Booth Id:
CELL041
Category:
Cellular and Molecular Biology
Year:
2023
Finalist Names:
Chang, Alicia (School: Ardsley High School)
Abstract:
Proper cellular morphology and plasma membrane structure during interphase are integral for proper mitosis and homeostasis. Tumor suppressor PTEN (Phosphatase and TENsin homologue deleted on chromosome 10) is involved in regulating genome stability and cell survival. Moesin is an ERM (Ezrin/Radixin/Moesin) protein that regulates the cell cortex and membrane structure via interaction with the F-actin cytoskeleton. PTEN is reported to suppress pMoe (phosphorylated Moesin) and impair plasma membrane/F-actin bridging: PTEN deficient cells exhibit Moe hyperphosphorylation and dislocation to the cell center and inversely lowered F-actin levels with peripheral fortification. Further investigation showed that the absence of PTEN is demonstrated to cause abnormal cell rounding and F-actin fortification at the cell cortex due to disorganization of the actin cytoskeleton. The mechanism of the atypical cell structure, F-actin fortification, and F-actin/pMoe mislocation is revealed to be cortical actin hyperpolymerization. Specifically, chemical inhibition of actin polymerization by actin blocker Cytochalasin-D restored pMoe and F-actin distribution and cell shape to a wild-type level. To explore the different manifestations of PTEN deficiency, different mutant cell lines were evaluated for protein expression of pMoe.
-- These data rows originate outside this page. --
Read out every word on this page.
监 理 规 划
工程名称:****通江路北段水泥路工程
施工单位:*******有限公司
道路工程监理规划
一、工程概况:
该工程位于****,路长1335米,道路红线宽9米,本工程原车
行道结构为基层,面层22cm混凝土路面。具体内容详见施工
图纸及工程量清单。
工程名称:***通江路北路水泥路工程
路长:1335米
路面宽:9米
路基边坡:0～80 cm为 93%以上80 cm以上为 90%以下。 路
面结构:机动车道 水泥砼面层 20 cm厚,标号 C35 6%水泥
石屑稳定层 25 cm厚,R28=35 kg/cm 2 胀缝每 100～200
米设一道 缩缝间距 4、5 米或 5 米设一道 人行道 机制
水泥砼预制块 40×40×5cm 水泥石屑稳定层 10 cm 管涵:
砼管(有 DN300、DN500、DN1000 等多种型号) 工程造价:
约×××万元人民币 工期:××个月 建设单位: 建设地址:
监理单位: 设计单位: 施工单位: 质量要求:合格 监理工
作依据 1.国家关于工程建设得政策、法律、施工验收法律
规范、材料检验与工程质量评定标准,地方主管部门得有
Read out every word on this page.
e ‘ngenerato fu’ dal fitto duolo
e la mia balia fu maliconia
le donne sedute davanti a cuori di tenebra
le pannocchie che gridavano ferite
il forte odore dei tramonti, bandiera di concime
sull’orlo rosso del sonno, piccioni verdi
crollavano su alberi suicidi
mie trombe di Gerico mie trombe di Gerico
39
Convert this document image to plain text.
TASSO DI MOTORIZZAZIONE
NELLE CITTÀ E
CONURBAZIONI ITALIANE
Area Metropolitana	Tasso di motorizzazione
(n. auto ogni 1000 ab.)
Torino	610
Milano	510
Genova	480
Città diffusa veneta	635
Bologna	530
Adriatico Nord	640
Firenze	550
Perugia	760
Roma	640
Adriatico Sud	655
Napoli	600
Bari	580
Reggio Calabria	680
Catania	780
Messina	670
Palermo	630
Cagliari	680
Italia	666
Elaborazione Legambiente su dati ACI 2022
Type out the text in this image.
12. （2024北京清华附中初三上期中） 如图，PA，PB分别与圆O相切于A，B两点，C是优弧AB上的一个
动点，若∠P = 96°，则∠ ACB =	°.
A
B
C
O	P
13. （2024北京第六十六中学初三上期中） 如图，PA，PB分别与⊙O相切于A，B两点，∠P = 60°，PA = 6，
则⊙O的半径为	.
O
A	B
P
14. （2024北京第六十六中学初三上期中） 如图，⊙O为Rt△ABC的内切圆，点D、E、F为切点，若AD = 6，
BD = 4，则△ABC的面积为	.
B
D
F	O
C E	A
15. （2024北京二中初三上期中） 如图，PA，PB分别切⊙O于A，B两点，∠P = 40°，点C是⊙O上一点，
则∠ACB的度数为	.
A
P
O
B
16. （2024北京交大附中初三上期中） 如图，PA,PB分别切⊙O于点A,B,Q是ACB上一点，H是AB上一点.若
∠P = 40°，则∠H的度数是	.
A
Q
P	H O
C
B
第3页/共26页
The data revealed that specific genetic alterations of PTEN decrease pMoe expression while total PTEN knockout increases pMoe expression. The elucidation of a novel perspective of PTEN function in actin cortex remodeling and exploration of PTEN mutation variance unveils key mechanisms behind the cell microenvironment and provides insight that may inform precise therapeutic strategies against cancer.